Né au Chili en 1941, Raoul Ruiz étudiera en théologie et en
droit avant de se tourner vers le cinéma. Déjà ambitieux dans sa création, il
se lancera en 1956, à l’âge de 15 ans, l’objectif d’écrire 100 pièces de
théâtre dans sa vie. Il aura dépassé ce nombre 6 ans plus tard. Il écrit alors
des feuilletons pour la télévision mexicaine avant de réaliser son premier long
métrage, « Trois tristes tigres », qui décroche le Léopard d'Or au
festival de Locarno en 1969. Il quitte le Chili suite au coup d’État en 1973
pour s’exiler en France. Ruiz fera de son exil le thème nourricier de son
œuvre. Peu après son arrivée en France, l’INA (Institut national de
l’audiovisuel) lui sera d’une aide importante puisqu’il lui permettra de faire
ses premières œuvres en territoire français. Il saura vite se créer une
nouvelle famille en s’entourant de personnes qui l’aideront dans sa création.

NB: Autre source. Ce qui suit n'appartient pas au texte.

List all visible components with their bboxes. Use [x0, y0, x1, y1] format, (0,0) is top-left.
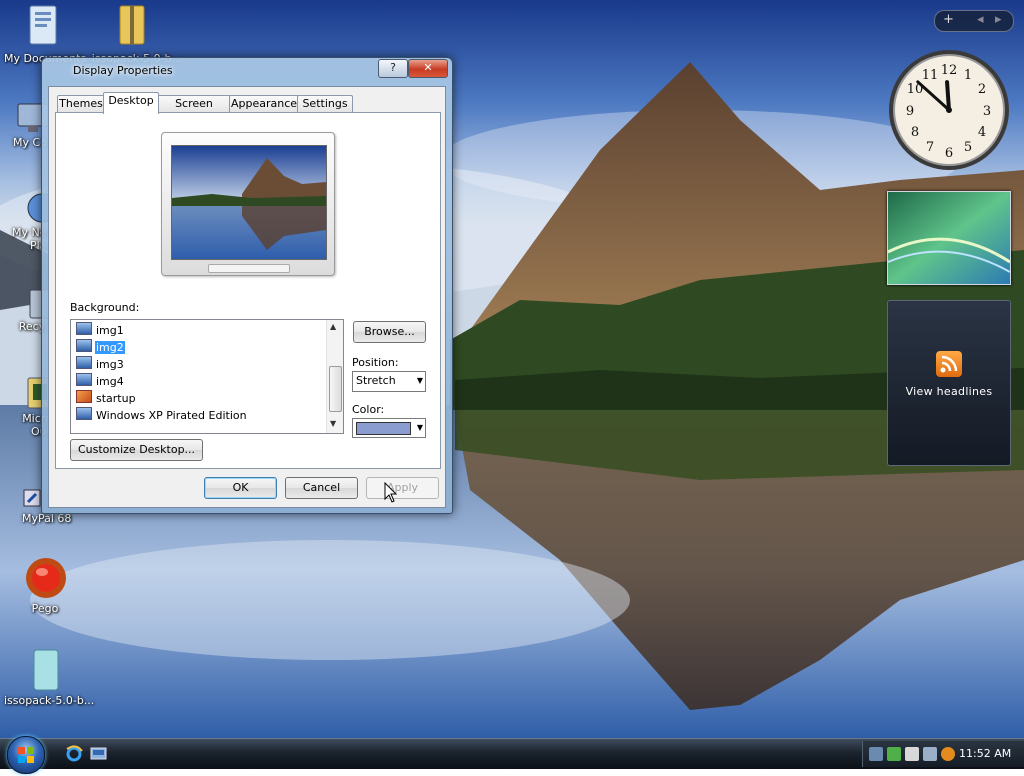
chevron-down-icon: ▼ [416, 423, 423, 432]
listbox-scrollbar[interactable]: ▲ ▼ [326, 320, 343, 433]
clock-gadget[interactable]: 12 1 2 345 678 9 10 11 [887, 48, 1011, 172]
network-icon[interactable] [869, 747, 883, 761]
search-icon[interactable] [941, 747, 955, 761]
close-button[interactable]: ✕ [408, 59, 448, 78]
system-tray: 11:52 AM [862, 741, 1024, 767]
ok-button[interactable]: OK [204, 477, 277, 499]
sidebar-next-button[interactable]: ▸ [995, 12, 1002, 27]
chevron-down-icon: ▼ [416, 376, 423, 385]
svg-text:3: 3 [983, 104, 991, 119]
dialog-title: Display Properties [73, 64, 173, 77]
internet-explorer-icon[interactable] [66, 745, 83, 762]
start-button[interactable] [7, 736, 45, 774]
background-item-label: img4 [96, 375, 124, 388]
sidebar-prev-button[interactable]: ◂ [977, 12, 984, 27]
tab-appearance[interactable]: Appearance [229, 95, 299, 113]
background-item[interactable]: img4 [76, 373, 125, 389]
zip-folder-icon [119, 5, 145, 45]
show-desktop-icon[interactable] [90, 745, 107, 762]
desktop-icon-label: Pego [31, 602, 59, 615]
background-item[interactable]: img3 [76, 356, 125, 372]
feed-headlines-gadget[interactable]: View headlines [887, 300, 1011, 466]
background-listbox[interactable]: img1 img2 img3 img4 startup Windows XP P… [70, 319, 344, 434]
tab-desktop[interactable]: Desktop [103, 92, 159, 114]
dialog-body: Themes Desktop Screen Saver Appearance S… [48, 86, 446, 508]
monitor-stand [208, 264, 290, 273]
cancel-button[interactable]: Cancel [285, 477, 358, 499]
color-swatch [356, 422, 411, 435]
image-icon [76, 390, 92, 403]
svg-text:6: 6 [945, 146, 953, 161]
sidebar-controls: + ◂ ▸ [934, 10, 1014, 32]
svg-text:5: 5 [964, 140, 972, 155]
issopack-icon [33, 649, 59, 691]
color-picker[interactable]: ▼ [352, 418, 426, 438]
desktop-tab-panel: Background: img1 img2 img3 img4 startup … [55, 112, 441, 469]
display-properties-dialog: Display Properties ? ✕ Themes Desktop Sc… [41, 57, 453, 514]
browse-button[interactable]: Browse... [353, 321, 426, 343]
background-item-label: img3 [96, 358, 124, 371]
background-item-label: startup [96, 392, 136, 405]
scroll-thumb[interactable] [329, 366, 342, 412]
mouse-cursor-icon [384, 482, 398, 503]
desktop-icon-my-documents[interactable]: My Documents_issopack-5.0-b... [4, 2, 184, 65]
taskbar: 11:52 AM [0, 736, 1024, 774]
help-button[interactable]: ? [378, 59, 408, 78]
monitor-preview [161, 132, 335, 276]
color-label: Color: [352, 403, 385, 416]
sidebar-add-gadget-button[interactable]: + [943, 12, 954, 27]
svg-text:12: 12 [941, 63, 958, 78]
svg-text:8: 8 [911, 125, 919, 140]
tab-settings[interactable]: Settings [297, 95, 353, 113]
svg-text:11: 11 [922, 68, 939, 83]
image-icon [76, 322, 92, 335]
slideshow-gadget[interactable] [887, 191, 1011, 285]
svg-text:2: 2 [978, 82, 986, 97]
usb-icon[interactable] [905, 747, 919, 761]
position-value: Stretch [356, 374, 396, 387]
tab-themes[interactable]: Themes [57, 95, 105, 113]
analog-clock-icon: 12 12 345 678 91011 [889, 50, 1009, 170]
position-select[interactable]: Stretch ▼ [352, 371, 426, 392]
background-item[interactable]: startup [76, 390, 137, 406]
desktop-icon-pego[interactable]: Pego [22, 556, 68, 615]
slideshow-image [888, 192, 1010, 284]
image-icon [76, 356, 92, 369]
svg-text:7: 7 [926, 140, 934, 155]
image-icon [76, 407, 92, 420]
taskbar-clock[interactable]: 11:52 AM [959, 747, 1011, 760]
background-item-label: Windows XP Pirated Edition [96, 409, 247, 422]
desktop-icon-issopack[interactable]: issopack-5.0-b... [4, 646, 94, 707]
image-icon [76, 339, 92, 352]
customize-desktop-button[interactable]: Customize Desktop... [70, 439, 203, 461]
volume-icon[interactable] [923, 747, 937, 761]
wallpaper-preview [171, 145, 327, 260]
tab-screen-saver[interactable]: Screen Saver [157, 95, 231, 126]
background-item-label: img2 [95, 341, 125, 354]
security-icon[interactable] [887, 747, 901, 761]
scroll-down-icon[interactable]: ▼ [330, 419, 336, 428]
image-icon [76, 373, 92, 386]
background-label: Background: [70, 301, 140, 314]
scroll-up-icon[interactable]: ▲ [330, 322, 336, 331]
background-item[interactable]: img1 [76, 322, 125, 338]
pego-icon [26, 558, 66, 598]
desktop-icon-label: issopack-5.0-b... [4, 694, 95, 707]
background-item-label: img1 [96, 324, 124, 337]
rss-icon [936, 351, 962, 377]
view-headlines-label: View headlines [905, 385, 993, 398]
apply-button[interactable]: Apply [366, 477, 439, 499]
svg-text:9: 9 [906, 104, 914, 119]
background-item-selected[interactable]: img2 [76, 339, 125, 355]
svg-text:1: 1 [964, 68, 972, 83]
position-label: Position: [352, 356, 399, 369]
background-item[interactable]: Windows XP Pirated Edition [76, 407, 248, 423]
my-documents-icon [29, 5, 57, 45]
desktop-icon-zip-folder[interactable] [112, 4, 152, 49]
svg-text:4: 4 [978, 125, 986, 140]
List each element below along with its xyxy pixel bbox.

Par exemple, Sacha Vierny et Henri Alekan, deux maîtres de la direction
photographique, ont un énorme crédit pour l’image des films de Ruiz, riches en
expérimentations visuelles. Dès lors, Ruiz enchaîne les tournages de façon
boulimique. Ses films étant très souvent des commandes, il aura su à chaque
fois faire passer sa vision.
L’immensité de l’œuvre étant impossible à parcourir en une émission, le 7e Antiquaire s’est donc lancé le défi de faire un mois
complet, à raison de quatre émissions pour 7 films, sur le cinéaste.
Nous tentons donc de faire la cartographie de son univers mental. On
délimite d’abord le territoire, on positionne les films, on définit la carte
par des thèmes, des styles, des langages, puis on se recule pour voir
l’ensemble. On observe alors ce qui ressemble à une mappe qui propose plusieurs
parcours possibles. Celui que nous avons choisi de parcourir nous fait
découvrir (ou redécouvrir) quelques films, en commencant par « Trois vies et une seule mort » (1996). (cliquer ici pour l'écouter)
Première co-scénarisation entre Raoul Ruiz et Pascal
Bonitzer, mettant en vedette l’excellent Marcello Mastroianni dans son
avant-dernier film, le tout narré par Pierre Bellemare, « Trois vies et
une seule mort » est un exemple parfait des labyrinthes narratifs propres
au cinéma de Ruiz dans lesquels il est facile (et même recommandé) de se
perdre. Si une base du récit se trouve dans les lectures du cinéaste des récits
de Nathaniel Hawthorne (qui lui-même puisent dans les faits divers), il n’en
demeure pas moins que la présence mystique de Carlos Castaneda parcours le film
par ses écrits tant sur l’anthropologie que sur le chamanisme. Possiblement une
façon de se détacher de ce dernier, tout en conservant une partie de son
enseignement en l’appliquant à la création du film. La notion du double est
très présente tout au long du film. Notion qui parcourera l’essentiel de sa
filmographie.
Elle se fait d’ailleurs tout aussi présente au prochain
arrêt de notre parcours qui se poursuit en reculant un peu afin de choisir un
autre embranchement, celui des « Trois couronnes du matelot » (1983).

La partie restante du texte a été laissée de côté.